LOS ANGELES — The Kings trailed by four different counts but ultimately prevailed, 5-4, over the Philadelphia Flyers at Crypto.com Arena on Sunday night, concluding a perfect weekend at home after beating archrival Edmonton in overtime just 29 hours earlier.
As in that game, the Kings trailed heading into the third period but secured a victory anyway. They also beat the Flyers on Dec. 19 in Philadelphia, turning a 3-3 game through 40 minutes into a 7-3 thumping.
Anže Kopitar scored two goals in the third period to swing the game in the Kings’ favor. His running mate Adrian Kempe added a goal and an assist. Kevin Fiala and Warren Foegele also lit the lamp. David Rittich stopped 17 shots in what could be described paradoxically as a low-event, high-scoring game.
Matvei Michkov and Scott Laughton assisted on each other’s goals for Philadelphia, which also got tallies from Tyson Foerster and Joel Farabee. Aleksei Kolosov came up with just 15 of 20 saves.

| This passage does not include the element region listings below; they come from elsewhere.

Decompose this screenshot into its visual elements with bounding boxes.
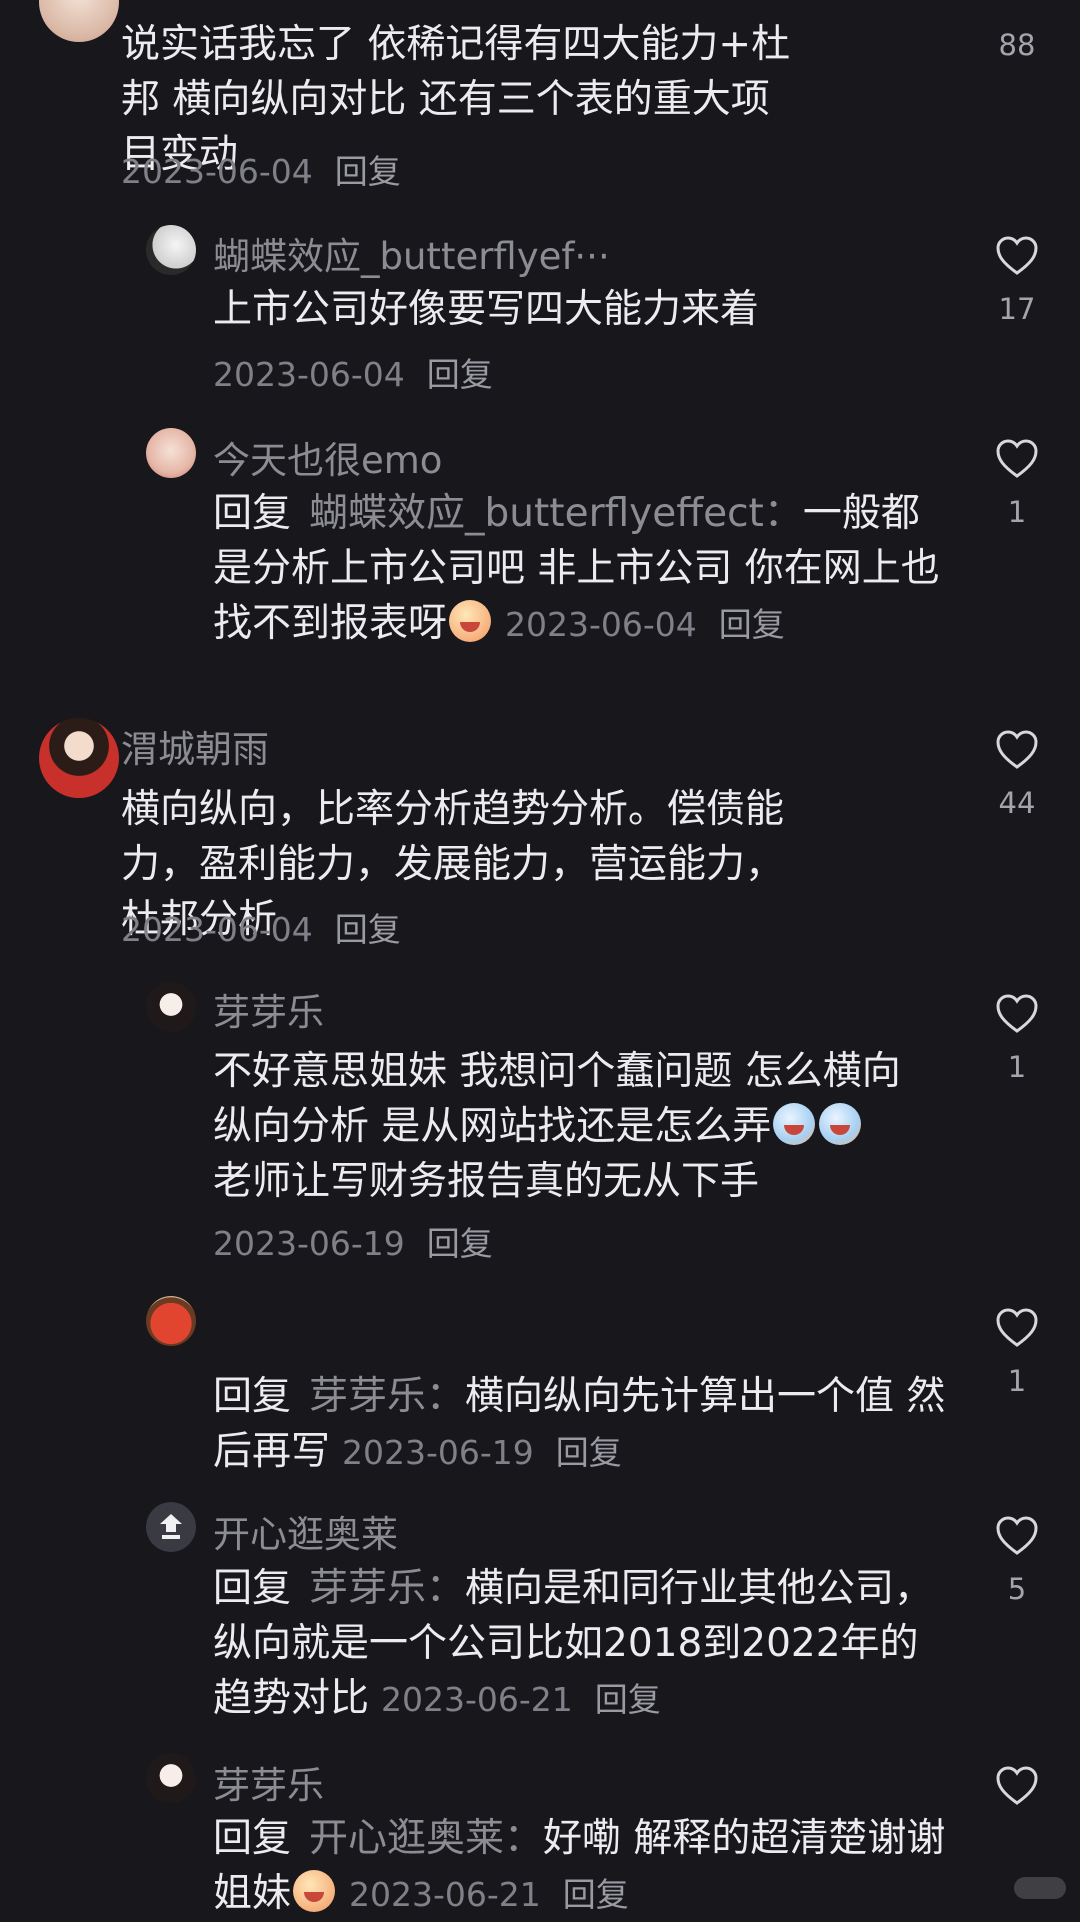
reply-button[interactable]: 回复: [595, 1680, 661, 1719]
comment-text-line: 不好意思姐妹 我想问个蠢问题 怎么横向: [213, 1049, 901, 1094]
reply-target-user[interactable]: 蝴蝶效应_butterflyeffect：: [309, 491, 803, 536]
like-count: 88: [998, 28, 1036, 62]
like-count: 1: [1007, 1364, 1027, 1398]
avatar[interactable]: [39, 0, 119, 42]
reply-prefix: 回复: [213, 1816, 292, 1861]
like-button[interactable]: [995, 730, 1039, 770]
comment-date: 2023-06-04: [121, 910, 313, 949]
username[interactable]: 芽芽乐: [213, 1755, 324, 1809]
reply-button[interactable]: 回复: [563, 1875, 629, 1914]
crying-face-emoji: [293, 1870, 336, 1912]
comment-date: 2023-06-21: [381, 1680, 573, 1719]
comment-meta: 2023-06-04 回复: [121, 145, 401, 193]
reply-prefix: 回复: [213, 1566, 292, 1611]
reply-button[interactable]: 回复: [556, 1433, 622, 1472]
reply-target-user[interactable]: 芽芽乐：: [309, 1374, 465, 1419]
logo-icon: [160, 1514, 182, 1539]
reply-button[interactable]: 回复: [335, 152, 401, 191]
heart-outline-icon: [996, 236, 1038, 275]
username[interactable]: 蝴蝶效应_butterflyef···: [213, 226, 610, 280]
comment-meta: 2023-06-04 回复: [213, 348, 493, 396]
crying-face-emoji: [449, 600, 492, 642]
like-button[interactable]: [995, 1766, 1039, 1806]
avatar[interactable]: [146, 225, 196, 275]
comment-date: 2023-06-19: [213, 1224, 405, 1263]
like-count: 44: [998, 786, 1036, 820]
username[interactable]: 开心逛奥莱: [213, 1504, 398, 1558]
username[interactable]: 今天也很emo: [213, 430, 442, 484]
like-button[interactable]: [995, 1516, 1039, 1556]
avatar[interactable]: [146, 982, 196, 1032]
like-count: 5: [1007, 1572, 1027, 1606]
watermark-logo: [1014, 1877, 1066, 1899]
heart-outline-icon: [996, 994, 1038, 1033]
like-count: 17: [998, 292, 1036, 326]
reply-button[interactable]: 回复: [719, 605, 785, 644]
comment-text: 回复 开心逛奥莱：好嘞 解释的超清楚谢谢姐妹 2023-06-21 回复: [213, 1811, 948, 1922]
comment-text: 回复 芽芽乐：横向是和同行业其他公司，纵向就是一个公司比如2018到2022年的趋…: [213, 1561, 953, 1727]
comment-text: 不好意思姐妹 我想问个蠢问题 怎么横向 纵向分析 是从网站找还是怎么弄 老师让写…: [213, 1044, 953, 1209]
comment-text-line: 纵向分析 是从网站找还是怎么弄: [213, 1099, 953, 1154]
avatar[interactable]: [146, 1502, 196, 1552]
heart-outline-icon: [996, 730, 1038, 769]
heart-outline-icon: [996, 439, 1038, 478]
comment-text: 回复 芽芽乐：横向纵向先计算出一个值 然后再写 2023-06-19 回复: [213, 1369, 948, 1480]
comment-date: 2023-06-19: [342, 1433, 534, 1472]
username[interactable]: 芽芽乐: [213, 982, 324, 1036]
like-button[interactable]: [995, 1308, 1039, 1348]
comment-text: 上市公司好像要写四大能力来着: [213, 287, 760, 332]
comment-date: 2023-06-04: [213, 355, 405, 394]
avatar[interactable]: [146, 1296, 196, 1346]
comment-date: 2023-06-21: [349, 1875, 541, 1914]
comment-body: 纵向分析 是从网站找还是怎么弄: [213, 1104, 772, 1149]
reply-button[interactable]: 回复: [335, 910, 401, 949]
reply-target-user[interactable]: 芽芽乐：: [309, 1566, 465, 1611]
reply-prefix: 回复: [213, 491, 292, 536]
heart-outline-icon: [996, 1516, 1038, 1555]
comment-meta: 2023-06-04 回复: [121, 903, 401, 951]
reply-target-user[interactable]: 开心逛奥莱：: [309, 1816, 543, 1861]
heart-outline-icon: [996, 1766, 1038, 1805]
comment-date: 2023-06-04: [505, 605, 697, 644]
tearful-face-emoji: [819, 1103, 862, 1145]
heart-outline-icon: [996, 1308, 1038, 1347]
tearful-face-emoji: [773, 1103, 816, 1145]
like-button[interactable]: [995, 994, 1039, 1034]
avatar[interactable]: [146, 1753, 196, 1803]
username[interactable]: 渭城朝雨: [121, 719, 269, 773]
comment-text-line: 老师让写财务报告真的无从下手: [213, 1159, 760, 1204]
like-button[interactable]: [995, 439, 1039, 479]
comment-meta: 2023-06-19 回复: [213, 1217, 493, 1265]
reply-prefix: 回复: [213, 1374, 292, 1419]
reply-button[interactable]: 回复: [427, 355, 493, 394]
avatar[interactable]: [39, 718, 119, 798]
like-count: 1: [1007, 1050, 1027, 1084]
avatar[interactable]: [146, 428, 196, 478]
like-count: 1: [1007, 495, 1027, 529]
like-button[interactable]: [995, 236, 1039, 276]
comment-date: 2023-06-04: [121, 152, 313, 191]
reply-button[interactable]: 回复: [427, 1224, 493, 1263]
comment-text: 回复 蝴蝶效应_butterflyeffect：一般都是分析上市公司吧 非上市公司…: [213, 486, 948, 652]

It was an unusual low-event, high-scoring game, and one in which the Kings capitalized on yet another opportunity in their own building, where they moved to 12-2-1 this season.

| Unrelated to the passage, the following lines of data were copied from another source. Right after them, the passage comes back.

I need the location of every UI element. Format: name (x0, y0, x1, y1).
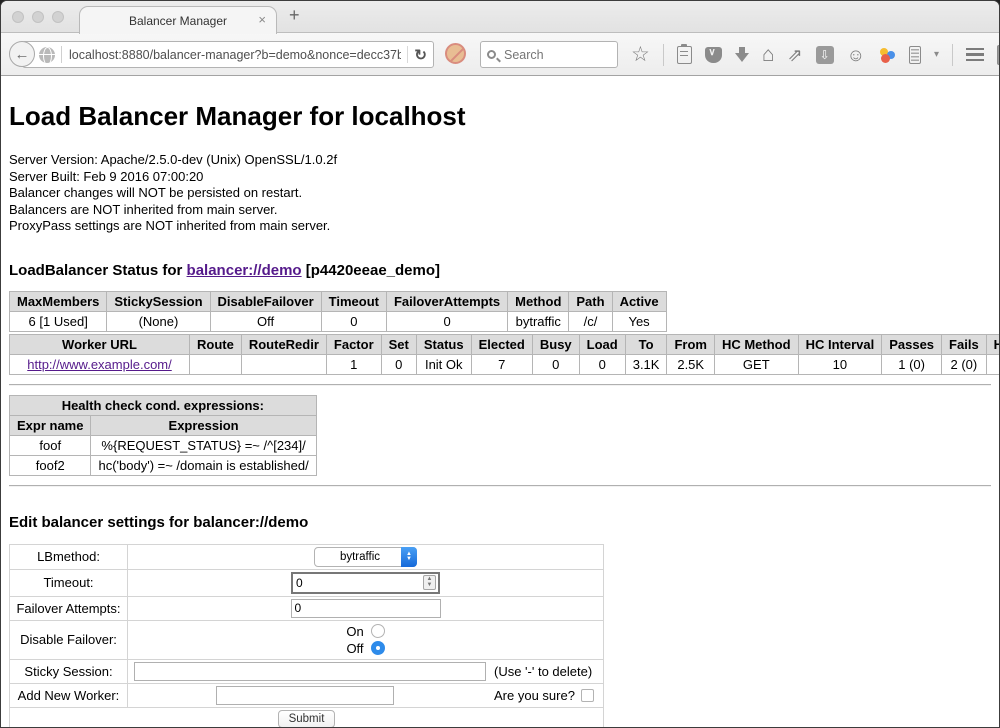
tab-close-icon[interactable]: × (258, 12, 266, 27)
page-content: Load Balancer Manager for localhost Serv… (1, 101, 999, 728)
balancer-demo-link[interactable]: balancer://demo (187, 262, 302, 279)
search-box[interactable] (480, 41, 618, 68)
radio-on[interactable] (371, 624, 385, 638)
dropdown-caret-icon[interactable]: ▾ (934, 49, 939, 60)
divider (9, 384, 991, 386)
table-header-row: MaxMembers StickySession DisableFailover… (10, 291, 667, 311)
disable-failover-label: Disable Failover: (10, 620, 128, 659)
window-controls[interactable] (12, 11, 64, 23)
table-row: http://www.example.com/ 1 0 Init Ok 7 0 … (10, 354, 1000, 374)
health-check-table: Health check cond. expressions: Expr nam… (9, 395, 317, 476)
table-header-row: Expr name Expression (10, 415, 317, 435)
table-header-row: Worker URL Route RouteRedir Factor Set S… (10, 334, 1000, 354)
radio-off-label: Off (346, 640, 363, 657)
tab-bar: Balancer Manager × + (1, 1, 999, 33)
persist-notice-line: Balancer changes will NOT be persisted o… (9, 185, 991, 202)
globe-icon (39, 47, 55, 63)
table-row: 6 [1 Used] (None) Off 0 0 bytraffic /c/ … (10, 311, 667, 331)
reload-icon[interactable]: ↻ (414, 46, 427, 64)
number-spinner-icon[interactable]: ▲▼ (423, 575, 436, 590)
pocket-icon[interactable] (705, 47, 722, 63)
disable-failover-row: Disable Failover: On Off (10, 620, 604, 659)
url-bar[interactable]: localhost:8880/balancer-manager?b=demo&n… (22, 41, 434, 68)
radio-off[interactable] (371, 641, 385, 655)
feedback-smiley-icon[interactable]: ☺ (847, 46, 865, 64)
tab-balancer-manager[interactable]: Balancer Manager × (79, 6, 277, 34)
bookmark-star-icon[interactable]: ☆ (631, 44, 650, 65)
worker-table: Worker URL Route RouteRedir Factor Set S… (9, 334, 1000, 375)
add-worker-row: Add New Worker: Are you sure? (10, 683, 604, 707)
close-window-button[interactable] (12, 11, 24, 23)
lbmethod-select[interactable]: bytraffic ▲▼ (314, 547, 417, 567)
menu-icon[interactable] (966, 48, 984, 61)
submit-row: Submit (10, 707, 604, 728)
plugin-blocked-icon[interactable] (445, 43, 466, 64)
tab-title: Balancer Manager (129, 14, 227, 28)
timeout-input[interactable] (293, 574, 423, 592)
edit-settings-heading: Edit balancer settings for balancer://de… (9, 514, 991, 531)
clipboard-icon[interactable] (677, 46, 692, 64)
divider (9, 485, 991, 487)
are-you-sure-checkbox[interactable] (581, 689, 594, 702)
table-row: foof2 hc('body') =~ /domain is establish… (10, 455, 317, 475)
search-icon (487, 50, 496, 59)
timeout-field-wrap: ▲▼ (291, 572, 440, 594)
container-icon[interactable] (909, 46, 921, 64)
add-worker-input[interactable] (216, 686, 394, 705)
sticky-session-row: Sticky Session: (Use '-' to delete) (10, 659, 604, 683)
add-worker-label: Add New Worker: (10, 683, 128, 707)
server-built-line: Server Built: Feb 9 2016 07:00:20 (9, 169, 991, 186)
url-text[interactable]: localhost:8880/balancer-manager?b=demo&n… (69, 48, 401, 62)
new-tab-button[interactable]: + (289, 5, 300, 26)
failover-attempts-row: Failover Attempts: (10, 596, 604, 620)
browser-window: Balancer Manager × + ← localhost:8880/ba… (0, 0, 1000, 728)
sticky-hint: (Use '-' to delete) (494, 664, 592, 679)
navigation-toolbar: ← localhost:8880/balancer-manager?b=demo… (1, 33, 999, 76)
zoom-window-button[interactable] (52, 11, 64, 23)
page-title: Load Balancer Manager for localhost (9, 101, 991, 132)
lbmethod-label: LBmethod: (10, 544, 128, 569)
search-input[interactable] (502, 47, 602, 63)
are-you-sure-label: Are you sure? (494, 688, 575, 703)
balancer-settings-form: LBmethod: bytraffic ▲▼ Timeout: ▲▼ (9, 544, 604, 728)
submit-button[interactable]: Submit (278, 710, 336, 728)
minimize-window-button[interactable] (32, 11, 44, 23)
failover-attempts-input[interactable] (291, 599, 441, 618)
table-title-row: Health check cond. expressions: (10, 395, 317, 415)
sticky-session-input[interactable] (134, 662, 486, 681)
proxypass-notice-line: ProxyPass settings are NOT inherited fro… (9, 218, 991, 235)
inherit-notice-line: Balancers are NOT inherited from main se… (9, 202, 991, 219)
extension-dots-icon[interactable] (878, 46, 896, 64)
sticky-session-label: Sticky Session: (10, 659, 128, 683)
status-heading: LoadBalancer Status for balancer://demo … (9, 262, 991, 279)
send-tab-icon[interactable]: ⇗ (788, 46, 803, 64)
failover-attempts-label: Failover Attempts: (10, 596, 128, 620)
radio-on-label: On (346, 623, 363, 640)
select-stepper-icon: ▲▼ (401, 547, 417, 567)
table-row: foof %{REQUEST_STATUS} =~ /^[234]/ (10, 435, 317, 455)
downloads-icon[interactable] (735, 53, 749, 62)
toolbar-icons: ☆ ⌂ ⇗ ⇩ ☺ ▾ (631, 33, 1000, 76)
worker-url-link[interactable]: http://www.example.com/ (27, 357, 172, 372)
download-square-icon[interactable]: ⇩ (816, 46, 834, 64)
back-button[interactable]: ← (9, 41, 35, 67)
server-version-line: Server Version: Apache/2.5.0-dev (Unix) … (9, 152, 991, 169)
timeout-label: Timeout: (10, 569, 128, 596)
timeout-row: Timeout: ▲▼ (10, 569, 604, 596)
home-icon[interactable]: ⌂ (762, 44, 775, 65)
lbmethod-row: LBmethod: bytraffic ▲▼ (10, 544, 604, 569)
balancer-status-table: MaxMembers StickySession DisableFailover… (9, 291, 667, 332)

“Tonight, the power play was the difference. Yesterday, (Quinton Byfield’s) line was huge. So, we’re doing it in different ways, which is very encouraging, especially on home ice,” Kopitar said.
The Kings seized control during the third period, producing nine of the game’s 10 shot attempts through an early stretch to tie the score and then converting on a power play to earn their first edge since they led 1-0.

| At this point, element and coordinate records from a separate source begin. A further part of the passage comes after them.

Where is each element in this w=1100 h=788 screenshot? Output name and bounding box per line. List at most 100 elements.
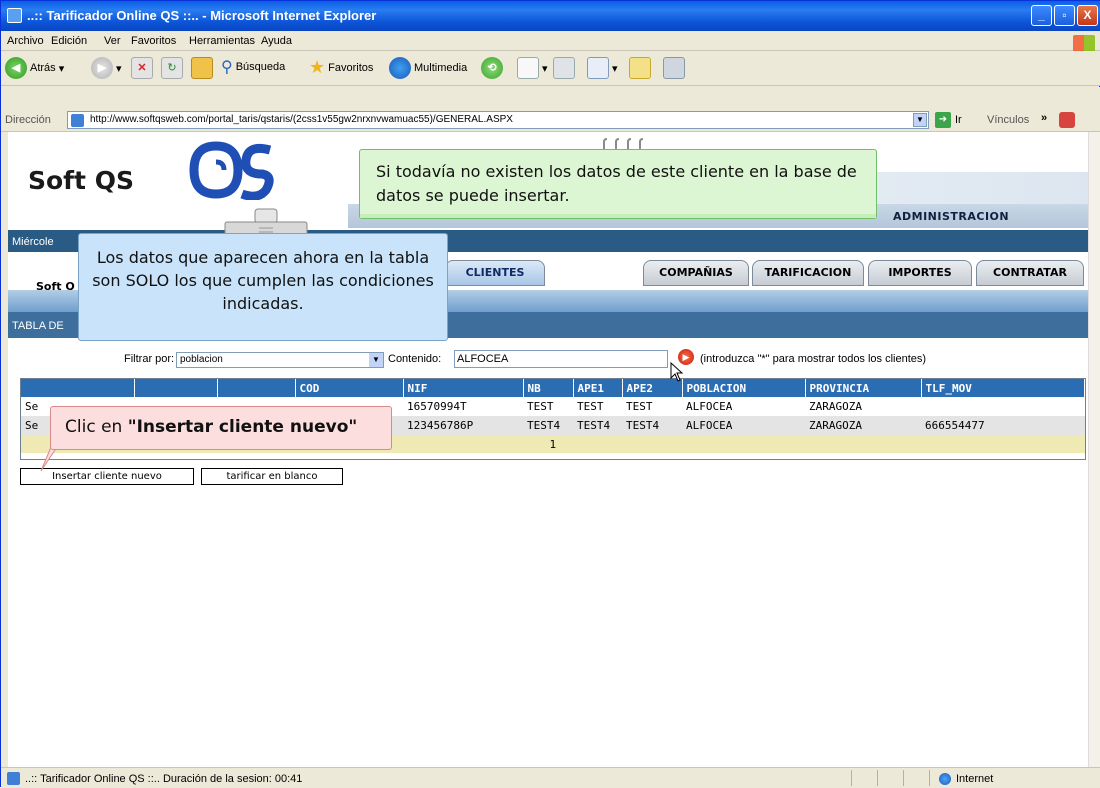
menu-ver[interactable]: Ver [104, 35, 121, 47]
favorites-button[interactable]: ★ Favoritos [309, 57, 373, 78]
dropdown-icon: ▾ [542, 62, 548, 75]
history-button[interactable]: ⟲ [481, 57, 503, 79]
chevron-right-icon[interactable]: » [1041, 112, 1047, 124]
browser-window: ..:: Tarificador Online QS ::.. - Micros… [0, 0, 1100, 788]
tip-callout-insert: Si todavía no existen los datos de este … [359, 149, 877, 219]
menu-edicion[interactable]: Edición [51, 35, 87, 47]
dropdown-icon: ▾ [116, 62, 122, 75]
discuss-button[interactable] [629, 57, 651, 79]
maximize-button[interactable]: ▫ [1054, 5, 1075, 26]
callout-pointer [40, 447, 57, 472]
button-row: Insertar cliente nuevo tarificar en blan… [20, 468, 620, 488]
go-button[interactable]: ➜ Ir [935, 112, 962, 128]
edit-button[interactable]: ▾ [587, 57, 618, 79]
mail-icon [517, 57, 539, 79]
tip-text-bold: "Insertar cliente nuevo" [127, 417, 358, 437]
home-button[interactable] [191, 57, 213, 79]
refresh-icon: ↻ [161, 57, 183, 79]
blank-quote-button[interactable]: tarificar en blanco [201, 468, 343, 485]
address-dropdown-icon[interactable]: ▼ [913, 113, 927, 127]
menu-favoritos[interactable]: Favoritos [131, 35, 176, 47]
dropdown-icon: ▾ [612, 62, 618, 75]
address-label: Dirección [5, 114, 51, 126]
filter-label: Filtrar por: [124, 353, 175, 365]
tab-clientes[interactable]: CLIENTES [445, 260, 545, 286]
tab-tarificacion[interactable]: TARIFICACION [752, 260, 864, 286]
filter-row: Filtrar por: poblacion ▼ Contenido: ALFO… [8, 346, 1088, 370]
menu-archivo[interactable]: Archivo [7, 35, 44, 47]
messenger-icon [663, 57, 685, 79]
status-bar: ..:: Tarificador Online QS ::.. Duración… [1, 767, 1100, 788]
filter-value: poblacion [180, 354, 223, 365]
menu-ayuda[interactable]: Ayuda [261, 35, 292, 47]
close-button[interactable]: X [1077, 5, 1098, 26]
tip-callout-click: Clic en "Insertar cliente nuevo" [50, 406, 392, 450]
title-bar: ..:: Tarificador Online QS ::.. - Micros… [1, 1, 1100, 31]
table-cell: 666554477 [921, 416, 1085, 435]
star-icon: ★ [309, 57, 326, 77]
security-zone: Internet [939, 773, 993, 785]
extension-icon[interactable] [1059, 112, 1075, 128]
table-cell: TEST4 [622, 416, 682, 435]
messenger-button[interactable] [663, 57, 685, 79]
status-divider [929, 770, 930, 786]
page-icon [7, 772, 20, 785]
column-header-tlf-mov[interactable]: TLF_MOV [921, 379, 1085, 397]
print-icon [553, 57, 575, 79]
dropdown-icon: ▾ [58, 62, 65, 75]
logo-mark-icon [186, 140, 276, 200]
vertical-scrollbar[interactable] [1088, 132, 1100, 767]
tab-importes[interactable]: IMPORTES [868, 260, 972, 286]
minimize-button[interactable]: _ [1031, 5, 1052, 26]
column-header-provincia[interactable]: PROVINCIA [805, 379, 922, 397]
multimedia-label: Multimedia [414, 62, 468, 74]
tab-companias[interactable]: COMPAÑIAS [643, 260, 749, 286]
column-header [217, 379, 296, 397]
column-header [21, 379, 135, 397]
content-input[interactable]: ALFOCEA [454, 350, 668, 368]
menu-bar: Archivo Edición Ver Favoritos Herramient… [1, 31, 1100, 52]
filter-hint: (introduzca "*" para mostrar todos los c… [700, 353, 927, 365]
status-text: ..:: Tarificador Online QS ::.. Duración… [25, 773, 303, 785]
column-header-nif[interactable]: NIF [403, 379, 524, 397]
column-header-ape1[interactable]: APE1 [573, 379, 623, 397]
links-label[interactable]: Vínculos [987, 114, 1029, 126]
callout-edge [360, 214, 876, 218]
column-header-nb[interactable]: NB [523, 379, 574, 397]
stop-button[interactable]: ✕ [131, 57, 153, 79]
toolbar: ◀ Atrás ▾ ▶ ▾ ✕ ↻ ⚲ Búsqueda ★ Favoritos… [1, 51, 1100, 86]
menu-herramientas[interactable]: Herramientas [189, 35, 255, 47]
admin-link[interactable]: ADMINISTRACION [893, 210, 1009, 223]
table-cell: TEST4 [573, 416, 622, 435]
table-cell: ZARAGOZA [805, 416, 921, 435]
table-cell: 123456786P [403, 416, 523, 435]
print-button[interactable] [553, 57, 575, 79]
filter-select[interactable]: poblacion ▼ [176, 352, 384, 368]
search-button[interactable]: ⚲ Búsqueda [221, 57, 285, 77]
forward-button[interactable]: ▶ ▾ [91, 57, 122, 79]
column-header-cod[interactable]: COD [295, 379, 404, 397]
tab-contratar[interactable]: CONTRATAR [976, 260, 1084, 286]
logo-text: Soft QS [28, 166, 134, 195]
content-label: Contenido: [388, 353, 442, 365]
refresh-button[interactable]: ↻ [161, 57, 183, 79]
go-label: Ir [955, 114, 962, 126]
column-header-poblacion[interactable]: POBLACION [682, 379, 806, 397]
window-title: ..:: Tarificador Online QS ::.. - Micros… [27, 8, 377, 23]
go-arrow-icon: ➜ [935, 112, 951, 128]
multimedia-button[interactable]: Multimedia [389, 57, 467, 79]
status-divider [903, 770, 904, 786]
status-divider [851, 770, 852, 786]
address-input[interactable]: http://www.softqsweb.com/portal_taris/qs… [67, 111, 929, 129]
address-bar: Dirección http://www.softqsweb.com/porta… [1, 109, 1100, 132]
tip-text: Si todavía no existen los datos de este … [376, 162, 857, 205]
history-icon: ⟲ [481, 57, 503, 79]
back-button[interactable]: ◀ Atrás ▾ [5, 57, 64, 79]
toolbar-spacer [1, 87, 1100, 109]
table-cell [921, 397, 1085, 416]
mouse-cursor-icon [670, 362, 684, 382]
search-icon: ⚲ [221, 59, 233, 76]
stop-icon: ✕ [131, 57, 153, 79]
mail-button[interactable]: ▾ [517, 57, 548, 79]
column-header [134, 379, 218, 397]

Kopitar scored both goals, eking Byfield’s rebound across the line after the Kings sustained heavy pressure at 6:44 and then deflecting Kempe’s shot home 2:11 later and just five seconds after Travis Sanheim took a hooking penalty.
“(Kopitar) played against (Connor) McDavid last night, back-to-back [games], that’s a lot of hockey for anybody,” Kings coach Jim Hiller said. “I didn’t think he had great legs in the first two periods, but it doesn’t matter. He is who he is, so you get him out there, and good things happen.”
Philadelphia had scored consecutive goals for the second time in the game, at the 11:03 and 13:42 marks of the second period, but the Kings would recoup a critical goal before the intermission.
Michkov’s resourcefulness came into play on two scoring plays, the second of which was his heady shot from below the goal line that banked in off of Rittich’s skate. Michkov had gone pointless in his prior seven games –– including being benched in Anaheim on Saturday –– but still led all rookies in scoring before adding two more points on Sunday. Michkov met with Flyers coach John Tortorella after the win over the Ducks and before the clash with the Kings.
“(Tortorella) said, ‘you need to work, and the scoring will come,’” Michkov said.
A failed keep-in at the blue line by Joel Edmundson and an alert pass by Ryan Poehling created a two-on-one rush, during which Garnet Hathaway found Farabee, who had driven hard to the back post to beat Brandt Clarke for position and a goal.
Finally, Foegele sensed sloppiness in Philly’s passing game and devoured Travis Konecny’s blind, between-the-legs pass at the blue line, dashing off on a breakaway so clean that he was able to shoot, recover his rebound and score with no defender within 10 feet of him. Tortorella called the goal “a kick in the teeth.”
“The biggest change of the game was being up 4-2 and we gave them one for free,” Tortorella said. “It’s a tough, tough thing for (Kolosov) because he makes a great save on a breakaway, it comes right back to (Foegele) with the rebound. He made a great save when we were jammed up and running around on Kopitar’s first goal, then it hit Kopitar [and went in].”
The Kings entered the contest having allowed the fewest first-period goals in the NHL while having scored the third fewest, with the Flyers also ranking in the bottom third of the league in both categories. Those trends were bucked by a four-goal opening salvo.
A fervent start to the Kings’ performance culminated in a three-zone effort from Fiala, 5:14 after the puck dropped. He made the outlet pass on the breakout, recovered the puck on the forecheck and finished the sequence with a blast that he managed to tuck inside the far post for his 14th goal of the season.
The Flyers would pull even at 8:17 and ahead at 14:09.
Former Junior Duck Cam York’s long pass for Foerster made Foerster turn back for the puck before he pivoted past a scrambling Vladislav Gavrikov and darted in to slip the puck between Rittich’s pads.
Michkov then alchemized something out of a whole lot of nothing, popping a sharp-angle shot from in tight off of Rittich and skyward to create a rebound that was guided home by Laughton.
With 3:06 left in the first period, Kempe made it a new game. What had been a three-on-three counterattack was enlivened by the presence of Clarke, who settled the puck and slid it to Kempe for a one-timer and his team-leading 17th goal of 2024-25.
“It was a great comeback win by everybody,” Kempe said.
Next up, the Kings will welcome the Metropolitan Division-leading New Jersey Devils for a New Year’s Day matinee at home.